Westminster John Knox Press publishes a new resource for pastors facing church decline

by Westminster John Knox Press | Special to Presbyterian News Service

LOUISVILLE — When Gail Cafferata faced closing the church she pastored, her experience brought to mind a million questions about her call, leadership and future. Inspired by her experience and wanting to explore other pastors who were called to serve churches that closed, she embarked upon a sociological study, diving into the experiences of more than 130 pastors in five historically established denominations (Episcopal, Lutheran, United Methodist, Presbyterian Church (U.S.A.), and United Church of Christ). Westminster John Knox Press is proud to announce the release of her book, “The Last Pastor: Faithfully Steering a Closing Church,” which explores the hard-won lessons of the pastors she interviewed about their journeys through church decline and closing.

In “The Last Pastor,” Cafferata mines the results of her study, giving voice to the pastors’ experiences and helping to show others in similar situations that they are not alone. She uses the metaphor of the pastor as tiller of a ship to show that “minding the tiller means bearing hope when the journey seems hopeless.”

“She brings both personal and professional care to understanding the unique role of pastoring a dying congregation,” says the Rev. John L. Odom, presbyter for Community Life for the Presbytery of Mid-Kentucky.

“The Last Pastorwill appeal to readers of WJK’s similar pastoral resources such as “Sailboat Church” by Joan. S Gray and “Loving and Leaving a Church” by Barbara Melosh. “The Last Pastor” is now available from Westminster John Knox Press and other major retailers.

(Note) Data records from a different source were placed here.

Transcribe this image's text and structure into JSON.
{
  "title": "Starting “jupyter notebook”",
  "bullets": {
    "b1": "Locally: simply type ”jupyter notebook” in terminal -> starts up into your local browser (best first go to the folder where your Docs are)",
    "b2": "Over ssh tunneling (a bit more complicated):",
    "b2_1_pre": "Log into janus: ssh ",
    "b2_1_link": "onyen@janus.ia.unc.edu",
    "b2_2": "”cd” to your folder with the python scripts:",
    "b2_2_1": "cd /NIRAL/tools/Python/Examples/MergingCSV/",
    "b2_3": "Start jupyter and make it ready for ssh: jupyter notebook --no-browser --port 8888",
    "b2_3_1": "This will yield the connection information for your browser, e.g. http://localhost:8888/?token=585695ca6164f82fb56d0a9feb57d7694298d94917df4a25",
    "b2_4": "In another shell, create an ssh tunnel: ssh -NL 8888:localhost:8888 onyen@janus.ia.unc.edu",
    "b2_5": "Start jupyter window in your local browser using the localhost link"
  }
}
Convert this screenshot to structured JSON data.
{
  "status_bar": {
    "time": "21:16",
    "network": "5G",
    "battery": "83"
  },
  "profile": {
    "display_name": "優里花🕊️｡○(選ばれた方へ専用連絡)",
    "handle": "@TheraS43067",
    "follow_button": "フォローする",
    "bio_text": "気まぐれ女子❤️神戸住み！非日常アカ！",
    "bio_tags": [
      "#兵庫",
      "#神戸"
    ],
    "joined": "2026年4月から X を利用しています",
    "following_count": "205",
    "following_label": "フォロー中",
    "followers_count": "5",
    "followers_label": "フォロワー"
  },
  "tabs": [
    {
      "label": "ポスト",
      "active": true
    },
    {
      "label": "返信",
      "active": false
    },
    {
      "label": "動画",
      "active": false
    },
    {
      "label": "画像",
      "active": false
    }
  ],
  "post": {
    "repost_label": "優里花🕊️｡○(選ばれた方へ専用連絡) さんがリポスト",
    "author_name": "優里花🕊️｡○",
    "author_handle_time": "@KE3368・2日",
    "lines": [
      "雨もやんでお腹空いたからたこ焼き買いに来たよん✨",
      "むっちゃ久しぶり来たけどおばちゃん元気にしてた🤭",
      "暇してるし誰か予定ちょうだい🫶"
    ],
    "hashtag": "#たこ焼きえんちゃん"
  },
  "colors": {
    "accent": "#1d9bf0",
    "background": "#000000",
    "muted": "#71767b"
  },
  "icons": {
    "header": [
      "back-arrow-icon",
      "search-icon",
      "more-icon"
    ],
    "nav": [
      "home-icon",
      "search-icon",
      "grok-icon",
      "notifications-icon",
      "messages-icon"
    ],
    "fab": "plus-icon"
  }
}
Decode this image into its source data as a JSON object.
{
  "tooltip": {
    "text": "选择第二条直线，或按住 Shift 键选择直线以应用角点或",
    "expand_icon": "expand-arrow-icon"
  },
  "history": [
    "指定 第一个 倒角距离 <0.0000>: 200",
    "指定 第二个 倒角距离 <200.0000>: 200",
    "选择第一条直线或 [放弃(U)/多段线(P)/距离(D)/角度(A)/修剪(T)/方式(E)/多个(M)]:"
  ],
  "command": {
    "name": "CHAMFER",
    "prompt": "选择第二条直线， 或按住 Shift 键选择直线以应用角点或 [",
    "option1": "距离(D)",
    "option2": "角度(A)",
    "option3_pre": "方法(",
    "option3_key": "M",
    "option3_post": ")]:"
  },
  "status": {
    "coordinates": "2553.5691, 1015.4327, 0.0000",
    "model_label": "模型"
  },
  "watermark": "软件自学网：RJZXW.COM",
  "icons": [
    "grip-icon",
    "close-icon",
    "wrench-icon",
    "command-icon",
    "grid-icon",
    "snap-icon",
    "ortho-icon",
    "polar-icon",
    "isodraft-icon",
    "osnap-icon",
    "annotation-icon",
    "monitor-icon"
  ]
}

Gail Cafferata received her doctorate in sociology from the University of Chicago and then went on to serve for 22 years as a medical sociologist in universities; the National Center for Health Services Research; Children’s Hospital, Boston; and other nonprofits, writing over 25 academic and government publications. In 1997 she received her Master of Divinity from Episcopal Divinity School and served a Northern California congregation for nine years before it closed.